Evaluating Variability in Knee CartiGram MRI – A Quantitative Study

(RSNA 2018, Thu Nov 29 2018 11:50AM – 12:00PM ROOM Z15)

PURPOSE

MRI cartilage assessment using CartiGram is a widely used T2 mapping sequence to non-invasively detect changes in cartilage. We tested the robustness of the technique by quantitatively measuring intra- and inter-scanner variability of T2 values.

METHOD AND MATERIALS

Our study had two parts. First, a phantom containing NaCl, GdCl3 and Agarose was created to mimic human meniscus, muscles, cartilage and synovium. A T2 CartiGram (test) and T1w IR-TSE (gold standard) were performed on a 3.0T (750W, GE Healthcare) and 1.5T (HDxt, GE Healthcare) MRI scanners. A phantom integrity test was performed at the end.
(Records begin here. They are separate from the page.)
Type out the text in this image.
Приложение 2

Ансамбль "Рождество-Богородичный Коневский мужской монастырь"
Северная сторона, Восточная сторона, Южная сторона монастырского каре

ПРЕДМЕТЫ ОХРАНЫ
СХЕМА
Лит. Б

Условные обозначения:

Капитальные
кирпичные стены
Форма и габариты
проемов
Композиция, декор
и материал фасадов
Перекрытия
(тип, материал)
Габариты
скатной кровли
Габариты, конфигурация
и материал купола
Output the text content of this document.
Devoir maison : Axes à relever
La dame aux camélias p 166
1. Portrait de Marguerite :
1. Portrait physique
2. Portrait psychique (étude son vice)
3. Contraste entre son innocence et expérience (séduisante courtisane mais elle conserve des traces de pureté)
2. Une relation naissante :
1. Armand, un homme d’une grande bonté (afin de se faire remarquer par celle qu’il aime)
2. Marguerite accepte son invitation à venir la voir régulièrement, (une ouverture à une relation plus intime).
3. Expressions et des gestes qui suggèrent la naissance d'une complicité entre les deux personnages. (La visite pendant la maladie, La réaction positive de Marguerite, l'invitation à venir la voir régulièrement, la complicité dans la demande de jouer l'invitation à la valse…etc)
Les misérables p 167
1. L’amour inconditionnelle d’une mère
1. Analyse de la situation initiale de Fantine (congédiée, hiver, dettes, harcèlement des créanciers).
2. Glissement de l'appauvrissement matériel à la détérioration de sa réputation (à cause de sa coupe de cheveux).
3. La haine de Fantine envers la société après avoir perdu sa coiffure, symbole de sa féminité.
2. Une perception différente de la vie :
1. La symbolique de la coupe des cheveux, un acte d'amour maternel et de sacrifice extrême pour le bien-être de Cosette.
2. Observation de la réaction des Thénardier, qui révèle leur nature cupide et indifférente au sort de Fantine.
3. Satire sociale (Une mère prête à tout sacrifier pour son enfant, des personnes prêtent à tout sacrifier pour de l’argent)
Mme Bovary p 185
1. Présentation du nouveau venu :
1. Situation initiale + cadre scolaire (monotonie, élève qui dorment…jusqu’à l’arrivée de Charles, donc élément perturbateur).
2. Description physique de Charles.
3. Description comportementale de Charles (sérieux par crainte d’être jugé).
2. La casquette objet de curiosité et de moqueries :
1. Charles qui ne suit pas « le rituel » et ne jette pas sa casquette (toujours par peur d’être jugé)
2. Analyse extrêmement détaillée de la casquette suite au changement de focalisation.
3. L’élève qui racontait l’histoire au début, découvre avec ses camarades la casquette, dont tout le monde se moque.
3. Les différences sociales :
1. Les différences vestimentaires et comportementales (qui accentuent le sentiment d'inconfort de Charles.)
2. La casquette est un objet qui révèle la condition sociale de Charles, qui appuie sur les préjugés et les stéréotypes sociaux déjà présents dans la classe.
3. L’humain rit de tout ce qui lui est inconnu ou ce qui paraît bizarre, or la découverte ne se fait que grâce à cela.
Obtained data was evaluated by creating T2 maps and calculation of T2 mean±SD. Second, in two healthy volunteers, a T2 CartiGram was performed twice, at an interval of 10 minutes with subject lying still in the scanner, each on both the scanners on the same day. T2 maps were created and mean±SD and Relative Percentage Difference (RPD) calculated. Additional 2-D wear maps were created to check for anatomical variability.

RESULTS

Phantom: 3.0T MRI showed T2 values of 26.5±1.4 in meniscus, 61±3.5 in muscles and 56±2.9, 71.4±3.8 and 78±5.5 in three cartilage samples. The 1.5T MRI showed T2 values of 28±1.2 in meniscus, 62.3±3.4 in muscles and 52.9±2.9, 77.5±5.4 and 89±7.3 in the three cartilage samples.
Healthy Volunteers: The RPDs on the same scanner for subject 1 were 3.5% (on 3.0T) and 3.8% (on 1.5T) on the medial femoral cartilage and -1.7% (on 3.0T) and -1% (on 1.5T) on the lateral, and for subject 2, they were -0.4% (on 3.0T) and 4.8% (on 1.5T) on the medial and 1.2% (on 3.0T) and 5.5% (on 1.5T) on the lateral. The 1.5T scanner reported a lower overall T2 value than the 3.0T, in contrast to the phantom results. Visual inspection of the 2D wear maps by a musculoskeletal radiologist revealed variability of T2 signal with no observable pattern.

CONCLUSION

There exists variability in T2 values of CartiGram when performed in healthy volunteers across both, different time points and different field-strengths. Further studies are needed to re-evaluate the threshold of 40ms for cartilage pathology and define MRI machine-specific guidelines.

CLINICAL RELEVANCE/APPLICATION

Significant differences in T2 values on CartiGram can lead to difficulty in diagnoses of borderline cases in clinical practice.